ラナンキュラスはシールドの隙間からレイを狙い銃を射つと、音を立てて飛んだ銃弾はレイの体を擦り抜けた。


映像リフェクションか!」


ラナンキュラスの目の前に何人ものレイが残像となって、まるで自分を嘲笑うかのように動き回る。


ラナンキュラスは考えた。無闇にレイを狙って銃を使えば無駄になる。本体を見つけて一発で仕留める方法をしかない!

咄嗟に光の中に飛び込んだラナンキュラスは幾つものレイに一人ずつ攻撃技を繰り出した。

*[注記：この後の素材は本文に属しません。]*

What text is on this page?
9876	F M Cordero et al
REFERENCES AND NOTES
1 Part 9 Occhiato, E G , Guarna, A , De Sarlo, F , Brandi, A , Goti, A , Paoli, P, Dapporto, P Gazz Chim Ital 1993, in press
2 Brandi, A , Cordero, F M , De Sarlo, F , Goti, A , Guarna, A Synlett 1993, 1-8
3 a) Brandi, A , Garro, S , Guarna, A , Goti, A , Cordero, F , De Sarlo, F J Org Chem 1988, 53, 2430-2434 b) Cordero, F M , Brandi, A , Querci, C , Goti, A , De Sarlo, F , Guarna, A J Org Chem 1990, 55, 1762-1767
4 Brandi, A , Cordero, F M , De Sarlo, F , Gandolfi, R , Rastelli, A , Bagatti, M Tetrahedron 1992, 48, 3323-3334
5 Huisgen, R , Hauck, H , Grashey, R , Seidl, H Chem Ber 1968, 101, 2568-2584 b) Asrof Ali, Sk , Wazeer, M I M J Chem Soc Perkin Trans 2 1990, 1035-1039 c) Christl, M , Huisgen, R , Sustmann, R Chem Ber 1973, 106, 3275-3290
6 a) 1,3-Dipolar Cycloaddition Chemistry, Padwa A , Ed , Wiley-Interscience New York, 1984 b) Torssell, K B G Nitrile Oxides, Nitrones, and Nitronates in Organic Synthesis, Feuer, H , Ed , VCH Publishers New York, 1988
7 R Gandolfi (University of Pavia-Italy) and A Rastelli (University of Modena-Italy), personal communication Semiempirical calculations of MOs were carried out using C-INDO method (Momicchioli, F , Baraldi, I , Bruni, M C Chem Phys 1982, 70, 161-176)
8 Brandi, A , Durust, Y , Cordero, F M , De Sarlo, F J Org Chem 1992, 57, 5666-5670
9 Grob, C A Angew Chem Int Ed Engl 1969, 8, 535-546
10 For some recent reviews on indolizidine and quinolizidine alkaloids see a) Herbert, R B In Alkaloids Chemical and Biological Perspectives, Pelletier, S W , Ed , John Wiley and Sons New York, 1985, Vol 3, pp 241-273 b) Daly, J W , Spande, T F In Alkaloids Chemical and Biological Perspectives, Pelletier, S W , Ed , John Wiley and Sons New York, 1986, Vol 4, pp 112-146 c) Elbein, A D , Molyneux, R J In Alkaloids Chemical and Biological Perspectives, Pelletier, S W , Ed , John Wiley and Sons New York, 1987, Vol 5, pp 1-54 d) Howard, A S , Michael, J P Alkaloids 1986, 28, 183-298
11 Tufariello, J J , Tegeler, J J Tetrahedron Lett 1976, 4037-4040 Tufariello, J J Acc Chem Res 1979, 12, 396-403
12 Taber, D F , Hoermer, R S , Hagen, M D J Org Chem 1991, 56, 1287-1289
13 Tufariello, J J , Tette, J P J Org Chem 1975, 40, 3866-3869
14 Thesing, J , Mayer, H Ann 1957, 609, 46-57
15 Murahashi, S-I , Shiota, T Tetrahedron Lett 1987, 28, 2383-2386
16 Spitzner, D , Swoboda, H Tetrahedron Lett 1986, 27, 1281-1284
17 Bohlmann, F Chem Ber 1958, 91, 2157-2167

次々と空振りを繰り返し、その中の一人に拳が当たるとさらにキックを打ち、目の前のレイがその左腕で防御しながら光が閃こうとした。


「見つけたわ!」


レイの姿を確信したラナンキュラスは両腕で銃を構えた。


「くらえぇ!!」


ラナンキュラスは銃声と共に全身を揺さぶらせた!!!

だがいきなり彼女の視界が塞がると「きゃっ!!」という声と共に倒れ込んだ。


「あぁっ!!アリア!!」


レイに銃を撃つラナンキュラスに加勢しようとキャプチャーが偽のレイに保護ネットガンを放ったのだった。空振りのままラナンキュラスはその網で逆に身動きが取れなくなってしまい、彼女はレイに捕まってしまった。


「アリアを人質にするつもりか!」


「それは君にやる。その代わり、彼女は俺たちが貰っていく!」


その言葉にスラッシュとキャプチャーが一緒になって驚いた。レイはイクアージョンシステムをキャプチャーに放り投げるとスラッシュに言った。


「行くぞ、愁!!」



眩かった光と共にスラッシュとラナンキュラスを連れたレイは、納矢のイクアージョンシステムを手にしたキャプチャーを残し消えていった。